ANHRI calls for an end to the practices of detaining activists and referring them to military prosecution.
(ANHRI/IFEX) – Cairo, 3 October 2011 – ANHRI condemns the ongoing assault against peaceful citizens by the military police and military officers during the transitional phase, explicitly violating the most elementary human rights to not be subjected to torture, cruel or inhumane treatment and to exercise freedom of opinion and expression.
Activists and protesters continue to be referred to the military justice system. Most recently, on 2 October the military prosecution extended the detention of 11 activists for four more days, pending investigation, on the grounds of a demonstration before the Ministry of Defense.
One hundred activists demonstrated near the Ministry of Defense following a march, in which thousands of people participated, to Tahrir square last Friday. The march was rerouted when the demonstrators found that the Military Police and the Central Security Forces had closed Abbasiya square, preventing them from reaching the headquarters of the Military Council. However, some protesters succeeded in reaching the ministry by taking the metro and getting off at Kobry Al-Kobba station. They intended to stage a sit-in, but the military police prevented them from doing so.
The detainees were charged by the prosecution with “damaging Kobry Al-Kobba Metro station” and “using force and violence against the Armed Forces”. The following are the names of those detained:
Khaled Salah Mohamed
Mustafa Abdel-Raouf
Ahmed Ali Amin
Mahmoud Hamdy
Ahmed Ibrahim
Yahia Ahmed
Mohamed Emad
Mota Bellah Ossama
Ali Mohsen
Hani Ahmed
Karim Samir
In fact, it is the Military Police who has been using force and violence in dispersing the sit-ins, the most recent example being the suppression of a gathering on the “Friday of reclaiming the revolution” on 1 August, when over 113 protesters were arrested in Tahrir square. The protesters had set up a tent in the central garden for an open sit-in demanding a civil authority and the abolition of the state of emergency. However, Central Security Forces evacuated the square by force following some clashes with the protesters, resulting in injuries to three police recruits and some protesters.
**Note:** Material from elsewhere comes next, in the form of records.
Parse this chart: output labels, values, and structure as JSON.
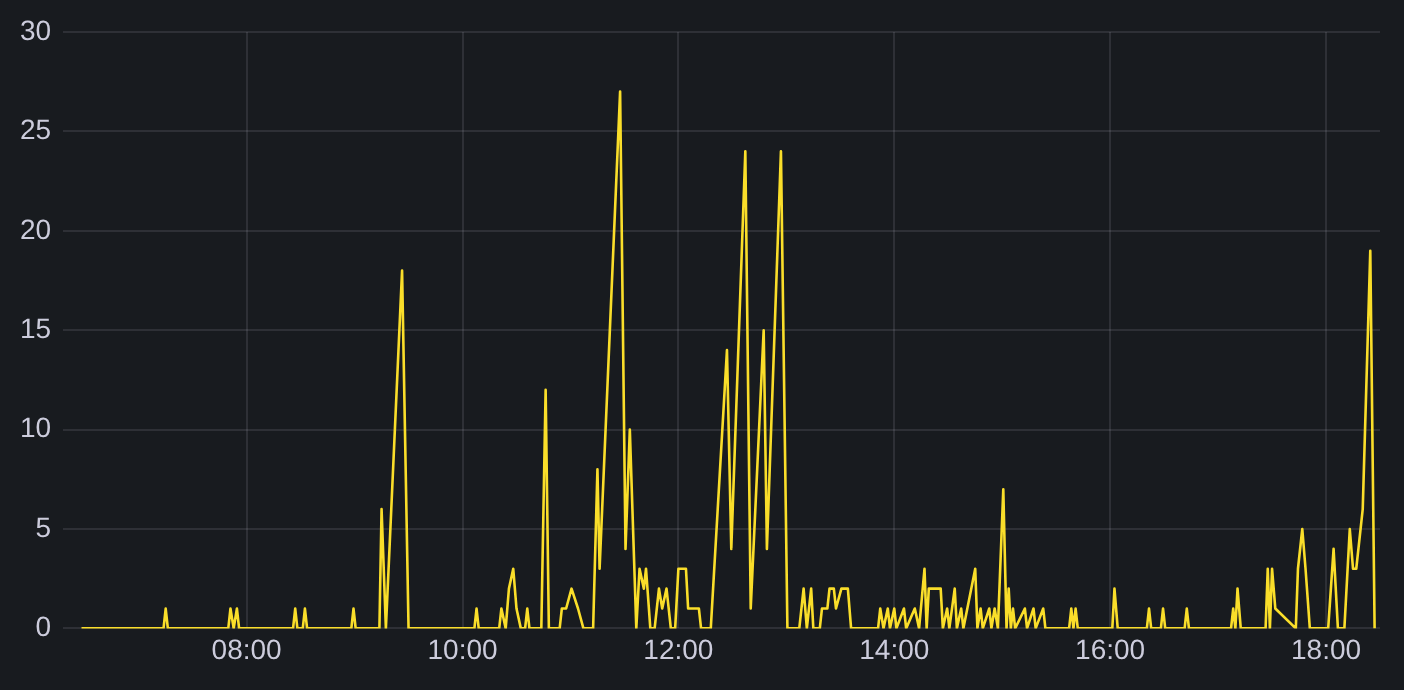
{
  "chart_data": {
    "type": "line",
    "grid": true,
    "marker": "none",
    "line_style": "solid",
    "legend": false,
    "xlim": [
      6.3,
      18.5
    ],
    "ylim": [
      0,
      30
    ],
    "yticks": [
      0,
      5,
      10,
      15,
      20,
      25,
      30
    ],
    "xticks": [
      {
        "value": 8,
        "label": "08:00"
      },
      {
        "value": 10,
        "label": "10:00"
      },
      {
        "value": 12,
        "label": "12:00"
      },
      {
        "value": 14,
        "label": "14:00"
      },
      {
        "value": 16,
        "label": "16:00"
      },
      {
        "value": 18,
        "label": "18:00"
      }
    ],
    "series": [
      {
        "color": "#fade2a",
        "x": [
          6.47,
          7.23,
          7.25,
          7.27,
          7.83,
          7.85,
          7.88,
          7.91,
          7.93,
          8.43,
          8.45,
          8.47,
          8.52,
          8.54,
          8.56,
          8.97,
          8.99,
          9.01,
          9.23,
          9.25,
          9.29,
          9.44,
          9.5,
          10.11,
          10.13,
          10.15,
          10.34,
          10.36,
          10.4,
          10.43,
          10.47,
          10.5,
          10.54,
          10.58,
          10.6,
          10.62,
          10.73,
          10.77,
          10.8,
          10.9,
          10.92,
          10.96,
          11.01,
          11.07,
          11.12,
          11.21,
          11.25,
          11.27,
          11.46,
          11.51,
          11.55,
          11.61,
          11.64,
          11.68,
          11.7,
          11.74,
          11.78,
          11.82,
          11.85,
          11.89,
          11.93,
          11.97,
          12.0,
          12.07,
          12.09,
          12.19,
          12.21,
          12.3,
          12.45,
          12.49,
          12.62,
          12.67,
          12.79,
          12.82,
          12.95,
          13.01,
          13.12,
          13.16,
          13.19,
          13.23,
          13.25,
          13.31,
          13.33,
          13.38,
          13.4,
          13.44,
          13.46,
          13.51,
          13.57,
          13.6,
          13.85,
          13.87,
          13.9,
          13.94,
          13.96,
          14.0,
          14.02,
          14.09,
          14.11,
          14.19,
          14.23,
          14.28,
          14.3,
          14.32,
          14.43,
          14.45,
          14.49,
          14.51,
          14.56,
          14.58,
          14.62,
          14.64,
          14.75,
          14.77,
          14.8,
          14.82,
          14.88,
          14.9,
          14.93,
          14.96,
          15.01,
          15.04,
          15.06,
          15.08,
          15.1,
          15.12,
          15.21,
          15.23,
          15.29,
          15.31,
          15.38,
          15.4,
          15.62,
          15.64,
          15.66,
          15.68,
          15.7,
          16.02,
          16.04,
          16.07,
          16.34,
          16.36,
          16.38,
          16.47,
          16.49,
          16.51,
          16.69,
          16.71,
          16.73,
          17.12,
          17.14,
          17.16,
          17.18,
          17.21,
          17.44,
          17.46,
          17.48,
          17.5,
          17.53,
          17.72,
          17.74,
          17.78,
          17.81,
          17.85,
          18.02,
          18.07,
          18.11,
          18.17,
          18.22,
          18.25,
          18.28,
          18.34,
          18.41,
          18.45
        ],
        "values": [
          0,
          0,
          1,
          0,
          0,
          1,
          0,
          1,
          0,
          0,
          1,
          0,
          0,
          1,
          0,
          0,
          1,
          0,
          0,
          6,
          0,
          18,
          0,
          0,
          1,
          0,
          0,
          1,
          0,
          2,
          3,
          1,
          0,
          0,
          1,
          0,
          0,
          12,
          0,
          0,
          1,
          1,
          2,
          1,
          0,
          0,
          8,
          3,
          27,
          4,
          10,
          0,
          3,
          2,
          3,
          0,
          0,
          2,
          1,
          2,
          0,
          0,
          3,
          3,
          1,
          1,
          0,
          0,
          14,
          4,
          24,
          1,
          15,
          4,
          24,
          0,
          0,
          2,
          0,
          2,
          0,
          0,
          1,
          1,
          2,
          2,
          1,
          2,
          2,
          0,
          0,
          1,
          0,
          1,
          0,
          1,
          0,
          1,
          0,
          1,
          0,
          3,
          0,
          2,
          2,
          0,
          1,
          0,
          2,
          0,
          1,
          0,
          3,
          0,
          1,
          0,
          1,
          0,
          1,
          0,
          7,
          0,
          2,
          0,
          1,
          0,
          1,
          0,
          1,
          0,
          1,
          0,
          0,
          1,
          0,
          1,
          0,
          0,
          2,
          0,
          0,
          1,
          0,
          0,
          1,
          0,
          0,
          1,
          0,
          0,
          1,
          0,
          2,
          0,
          0,
          3,
          0,
          3,
          1,
          0,
          3,
          5,
          3,
          0,
          0,
          4,
          0,
          0,
          5,
          3,
          3,
          6,
          19,
          0
        ]
      }
    ]
  }
}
Moreover, a video showing a large number of hand-cuffed and blindfolded citizens in the city of Port Said, screaming in pain while the Military Police beats and tortures them with electric batons while swearing at them, has been circulating on social networks.
A few days prior, a Youtube video was uploaded showing men in police and military attire inside a police station taking turns torturing three citizens, whom they say were caught with unlicensed weapons. The officers surrounding the citizens took turns slapping and shocking them with electric batons in the neck, in an attempt to extract confessions regarding the ownership of the weapons. Even though an investigation into the incident has been launched, no information has been released.
Activists threatened
Egyptian women were subjected to virginity tests after being arrested during the dispersal of a sit-in on 9 March. Samira Mohamed, a marketing director, and one of the women subjected to these tests, stated that she was recently threatened in a phone call during which she was told, “your fate will be the same as Khalid Said’s [an activist killed by police on 6 June] if you do not drop the complaint” and “No revolution will be able to protect you”. Samira had filed a complaint against both the doctor and an army recruit who were involved in her arrest. The complaint has not been referred to trial to this day.
Repression of freedoms
“These incidents further illustrate that the situation we are going through is a continuation of the same policing mentality of the former regime. Violations of the law, incidents of torture and repression of citizens’ freedoms, and the terror inflicted by the ongoing detentions and referrals to military trials, contradict with the right to a fair trial before a civil judge,” said ANHRI.
“These repressive actions contradict the goals of the revolution. The Military Council has to stop these policies which restrict the freedoms of opinion and expression, as well as the right to peaceful demonstrations. Torture and oppression under the previous regime were the most important reasons for the outbreak of the revolution. The continuation of these practices by the powers that be threatens the future of the Egyptian people and their revolution,” added ANHRI.
ANHRI demands a serious investigation into all these oppressive practices against citizens, and demands that civil society organizations come together in the face of these repressive measures, which violate the most basic human rights to freedom of opinion and to a fair trial before a civil judge.